Throw Yourself Into Work Or Hobby
One thing about relationships is that they take time – time for dating, time for doing things with your guy. That can leave a huge gap in your life after the break up that can leave you lonely and twiddling your thumbs. You may wonder what to do now in the evenings and weekends when your friends are busy with their families and boyfriends. After the initial grieving period, don’t continue to fill the gap with thinking about him and wishing you were back in a relationship. Do something worthwhile. Take a class. Volunteer. Throw yourself into your job. Take some qualifications. Start a new hobby. Plant a garden. Anything you had an inkling to do in the past, you suddenly have time for. Make the most of it!
All the money you would have spent on dates with and gifts for your ex, should be redirected right away on treats for you. Enjoy your new shoes (or whatever you choose – I vote shoes)!
If you have to move because of your breakup, make your new surroundings as cheerful and as comfortable as you can. At least you will have no reminders of him there (provided you lock away those photos etc!) If you are still in the same place, no doubt your home is a mess after weeks of wallowing. As soon as you can face it, have a thorough spring clean and get your place looking and feeling good again ready for a fresh start for you.
Don’t Go Back
If he gets in touch and wants to see you again, after you are just getting over him – beware. Who knows what little game he has going on there. What has actually changed since you broke up? Are you a different person? Is he? I don’t think so.
Chances are (if you felt the breakup deeply) he misses being adored and wants more of that to feed his ego, but usually it’s because he misses the sex.

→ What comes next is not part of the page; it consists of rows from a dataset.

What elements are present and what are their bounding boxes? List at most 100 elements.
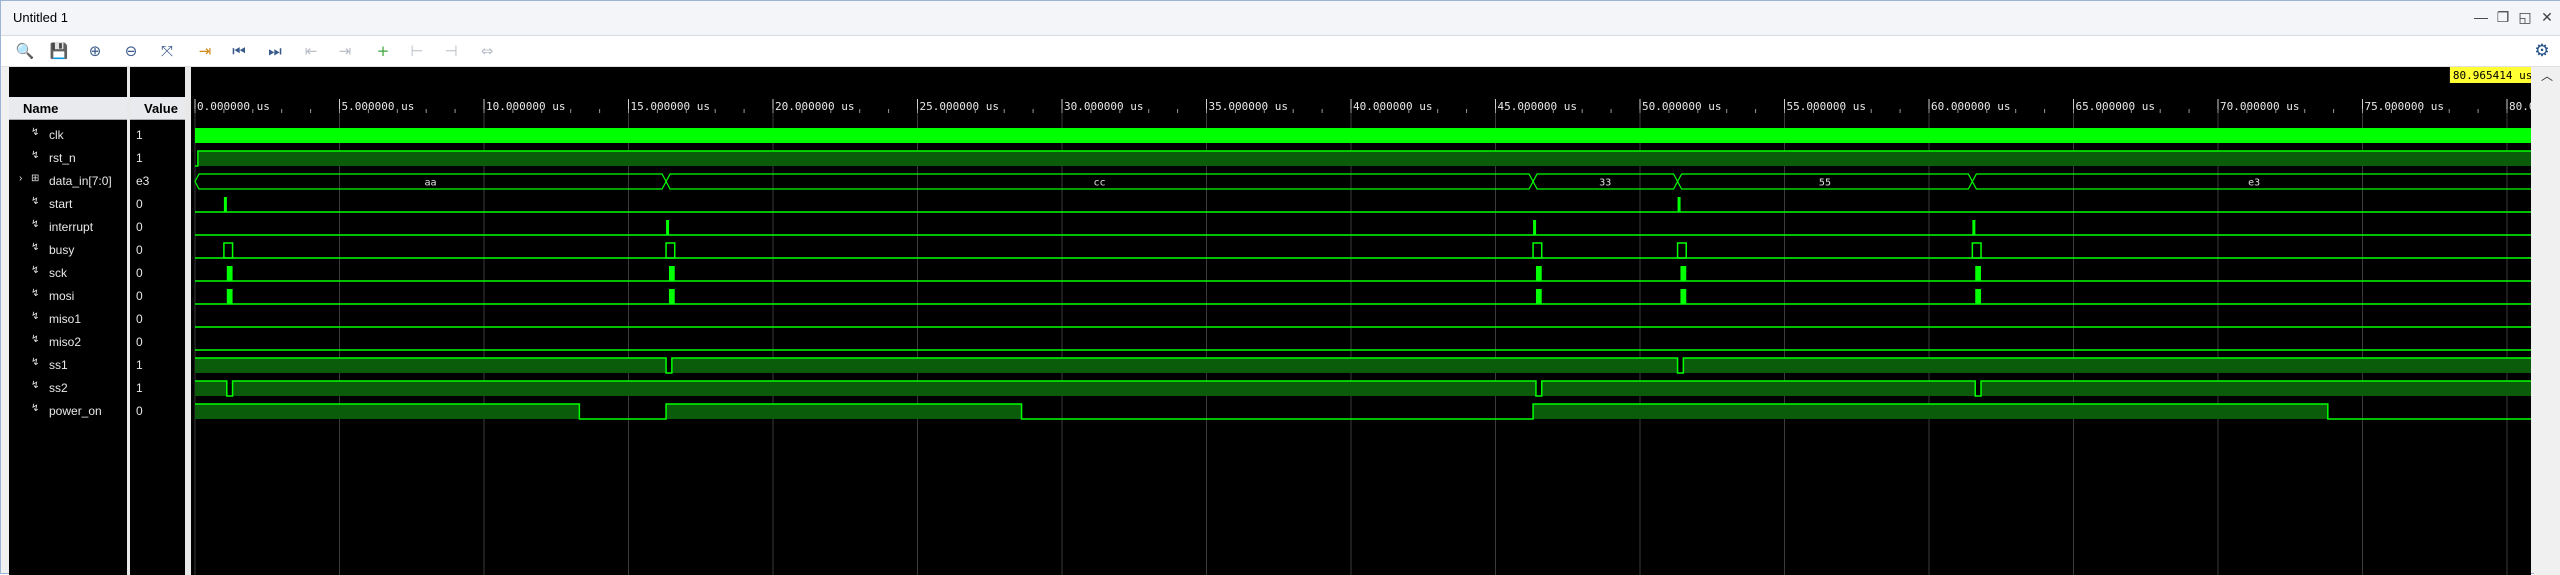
scroll-up-icon[interactable]: ︿ — [2540, 67, 2554, 83]
next-marker-icon[interactable]: ⊣ — [439, 40, 463, 62]
ss2-waveform-fill — [232, 381, 1536, 396]
name-column-header[interactable]: Name — [9, 97, 127, 120]
ss2-waveform-fill — [1981, 381, 2531, 396]
signal-value-cell: 0 — [130, 400, 185, 423]
swap-cursors-icon[interactable]: ⇔ — [475, 40, 499, 62]
signal-name: power_on — [49, 404, 102, 418]
toolbar: 🔍 💾 ⊕ ⊖ ⤧ ⇥ ⏮ ⏭ ⇤ ⇥ + ⊢ ⊣ ⇔ — [1, 36, 2560, 67]
waveform-area[interactable]: 0.000000 us 5.000000 us 10.000000 us 15.000… — [191, 67, 2531, 575]
busy-pulse — [1971, 242, 1982, 259]
start-pulse — [1677, 197, 1681, 212]
sck-burst — [1535, 266, 1542, 281]
value-header-label: Value — [144, 101, 178, 116]
signal-row-busy[interactable]: ↯ busy — [9, 239, 127, 262]
goto-cursor-icon[interactable]: ⇥ — [193, 40, 217, 62]
signal-name: mosi — [49, 289, 75, 303]
tick-label: 10.000000 us — [486, 100, 565, 113]
signal-row-rst_n[interactable]: ↯ rst_n — [9, 147, 127, 170]
title-bar: Untitled 1 — ❐ ◱ ✕ — [1, 1, 2560, 36]
signal-row-ss1[interactable]: ↯ ss1 — [9, 354, 127, 377]
name-header-label: Name — [23, 101, 59, 116]
signal-icon: ↯ — [31, 380, 40, 391]
bus-signal-icon: ⊞ — [31, 173, 40, 184]
tick-label: 40.000000 us — [1353, 100, 1432, 113]
sck-burst — [1975, 266, 1982, 281]
mosi-burst — [1680, 289, 1687, 304]
zoom-in-icon[interactable]: ⊕ — [83, 40, 107, 62]
signal-row-clk[interactable]: ↯ clk — [9, 124, 127, 147]
maximize-icon[interactable]: ◱ — [2516, 7, 2534, 27]
signal-value-cell: 1 — [130, 147, 185, 170]
cursor-time-label: 80.965414 us — [2453, 69, 2531, 82]
restore-icon[interactable]: ❐ — [2494, 7, 2512, 27]
wave-window: Untitled 1 — ❐ ◱ ✕ 🔍 💾 ⊕ ⊖ ⤧ ⇥ ⏮ ⏭ ⇤ ⇥ + ⊢ ⊣ ⇔ ⚙ Name… — [0, 0, 2560, 575]
previous-transition-icon[interactable]: ⇤ — [299, 40, 323, 62]
window-title: Untitled 1 — [13, 10, 68, 25]
tick-label: 80.0 — [2509, 100, 2531, 113]
waveform-canvas[interactable]: 0.000000 us 5.000000 us 10.000000 us 15.000… — [191, 67, 2531, 575]
power_on-waveform-fill — [1533, 404, 2328, 419]
tick-label: 70.000000 us — [2220, 100, 2299, 113]
zoom-out-icon[interactable]: ⊖ — [119, 40, 143, 62]
signal-icon: ↯ — [31, 127, 40, 138]
signal-icon: ↯ — [31, 242, 40, 253]
vertical-scrollbar[interactable]: ︿ — [2534, 67, 2560, 575]
close-icon[interactable]: ✕ — [2538, 7, 2556, 27]
tick-label: 25.000000 us — [920, 100, 999, 113]
settings-icon[interactable]: ⚙ — [2531, 40, 2553, 62]
signal-icon: ↯ — [31, 311, 40, 322]
signal-value: 0 — [136, 266, 143, 280]
signal-value: e3 — [136, 174, 150, 188]
save-icon[interactable]: 💾 — [47, 40, 71, 62]
mosi-burst — [668, 289, 675, 304]
signal-row-miso1[interactable]: ↯ miso1 — [9, 308, 127, 331]
signal-row-ss2[interactable]: ↯ ss2 — [9, 377, 127, 400]
signal-name: start — [49, 197, 73, 211]
mosi-burst — [1975, 289, 1982, 304]
signal-value: 1 — [136, 358, 143, 372]
signal-row-data_in70[interactable]: › ⊞ data_in[7:0] — [9, 170, 127, 193]
signal-name: miso2 — [49, 335, 82, 349]
signal-value-cell: e3 — [130, 170, 185, 193]
signal-icon: ↯ — [31, 288, 40, 299]
tick-label: 5.000000 us — [342, 100, 415, 113]
value-column-header[interactable]: Value — [130, 97, 185, 120]
signal-value: 1 — [136, 128, 143, 142]
next-transition-icon[interactable]: ⇥ — [333, 40, 357, 62]
zoom-fit-icon[interactable]: ⤧ — [155, 40, 179, 62]
bus-value-label: 55 — [1819, 178, 1831, 189]
signal-row-miso2[interactable]: ↯ miso2 — [9, 331, 127, 354]
signal-name: clk — [49, 128, 64, 142]
signal-icon: ↯ — [31, 219, 40, 230]
signal-value-cell: 1 — [130, 124, 185, 147]
tick-label: 75.000000 us — [2365, 100, 2444, 113]
expand-icon[interactable]: › — [19, 173, 22, 184]
start-pulse — [223, 197, 227, 212]
goto-end-icon[interactable]: ⏭ — [263, 40, 287, 62]
signal-icon: ↯ — [31, 403, 40, 414]
signal-name: ss1 — [49, 358, 68, 372]
signal-name: busy — [49, 243, 75, 257]
busy-pulse — [1676, 242, 1687, 259]
bus-value-label: cc — [1094, 178, 1106, 189]
signal-value: 0 — [136, 335, 143, 349]
signal-row-sck[interactable]: ↯ sck — [9, 262, 127, 285]
signal-value: 1 — [136, 151, 143, 165]
signal-row-start[interactable]: ↯ start — [9, 193, 127, 216]
search-icon[interactable]: 🔍 — [13, 40, 37, 62]
ss2-waveform-fill — [195, 381, 227, 396]
add-marker-icon[interactable]: + — [371, 40, 395, 62]
minimize-icon[interactable]: — — [2472, 7, 2490, 27]
signal-row-mosi[interactable]: ↯ mosi — [9, 285, 127, 308]
signal-row-power_on[interactable]: ↯ power_on — [9, 400, 127, 423]
previous-marker-icon[interactable]: ⊢ — [405, 40, 429, 62]
tick-label: 30.000000 us — [1064, 100, 1143, 113]
goto-start-icon[interactable]: ⏮ — [227, 40, 251, 62]
signal-icon: ↯ — [31, 196, 40, 207]
signal-value: 0 — [136, 220, 143, 234]
signal-value-cell: 0 — [130, 331, 185, 354]
signal-row-interrupt[interactable]: ↯ interrupt — [9, 216, 127, 239]
sck-burst — [226, 266, 233, 281]
signal-name: rst_n — [49, 151, 76, 165]
tick-label: 35.000000 us — [1209, 100, 1288, 113]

Just remember, if he dumped you for another girl, he is the kind of guy who would do that again. Do you want that kind of guy? How desperate is he to see you again. If he truly realizes he has made a mistake, he will be desperate. If he’s not desperate, don’t bother having your heart broken again.
This advice will probably fall on deaf ears. You’ll see him again for old times sake – and you’ll be back at square one. We’ve all been there too! I just thought I’d mention it in case you are having a sensible, grown up day when he gets in touch, and you can dig the thought out of your brain that ex sex is a bad idea.
What about you? Are you going through a bad break up and wondering if you’ll ever feel good again? Or have you gone through one in the past? Do you have any tips to share to get over someone?